Même son de cloche de la part de Vladimir Poutine, avec lequel Obama a eu un aparté en dépit de leur relation glaciale et leurs divergences de vue sur les cibles à frapper en Syrie : «On ne peut maîtriser la menace terroriste […]  que si toute la communauté internationale unit ses efforts», a lancé le président russe lors d’une réunion avec les dirigeants des Brics (Brésil, Russie, Inde, Chine, Afrique du Sud) préalable au sommet. Au delà de simples manifestations de solidarité, Paris a déjà exigé de ses partenaires des mesures significatives.  «La France […]  voudra des décisions concrètes en matière de lutte contre le financement du terrorisme», a déclaré à l’AFP son ministre des Finances Michel Sapin.
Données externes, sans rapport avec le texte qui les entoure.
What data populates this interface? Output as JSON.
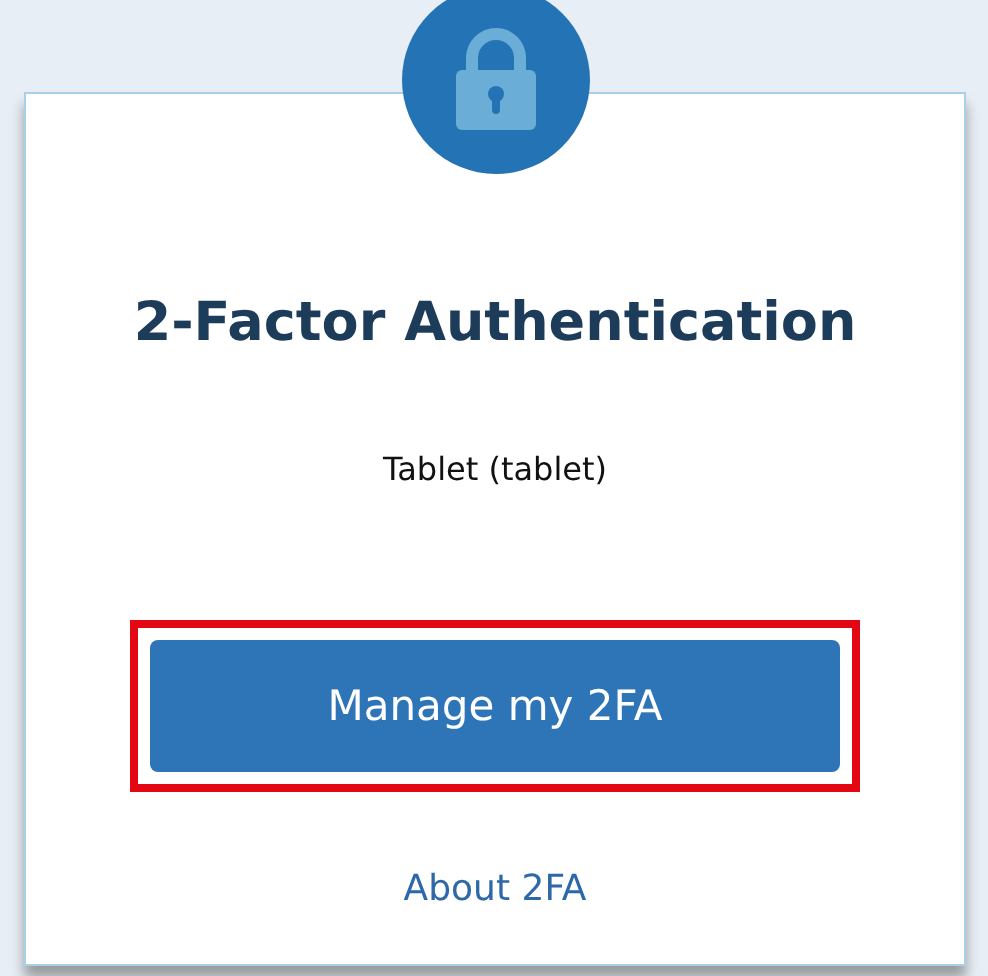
{
  "card": {
    "title": "2-Factor Authentication",
    "device": "Tablet (tablet)",
    "primary_button": {
      "label": "Manage my 2FA",
      "highlighted": true
    },
    "link": "About 2FA"
  }
}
Sapin remplace avec son homologue des Affaires étrangères Laurent Fabius le président François Hollande, qui a annulé son déplacement en Turquie.  

 Juncker défend la politique européenne sur les réfugiés

Ces déclarations d’intention cachent toutefois mal les divergences sur une solution à la guerre en Syrie, qui a fait plus de 250 000 morts depuis quatre ans et demi et constitue le terreau des mouvements jihadistes. Sous la pression des attentats de Paris, la rencontre de Vienne sur la Syrie a accouché samedi d’un «calendrier concret» prévoyant la formation d’un gouvernement de transition dans six mois et l’organisation d’élections d’ici dix-huit mois. Mais, comme l’a rappelé le secrétaire d’Etat américain John Kerry, des «divergences» profondes demeurent sur le sort à réserver à Assad. La Russie et l’Iran continuent ainsi à le soutenir contre vents et marées, alors que les Etats-Unis, les Européens et les pays arabes exigent son départ immédiat.

Par ailleurs, depuis les attentats de vendredi, la politique européenne d’accueil des réfugiés a fait l’objet de vives critiques. Un de ses auteurs présumés était porteur d’un passeport syrien et serait entré en Europe via la Grèce au milieu du flot des réfugiés. De quoi relancer les tensions au sein de l’Union européenne sur la politique d’accueil des migrants, les partisans d’une ligne dure estimant leurs craintes plus fondées que jamais. Face à eux, le président de la Commission européenne Jean-Claude Juncker est intervenu dimanche pour défendre la ligne retenue jusqu’alors. «Ceux qui ont perpétré les attentats sont exactement ceux que les réfugiés fuient, et non pas l’inverse, et par conséquent il n’y a pas lieu de revoir dans son ensemble la politique européenne en matière de réfugiés», a-t-il dit.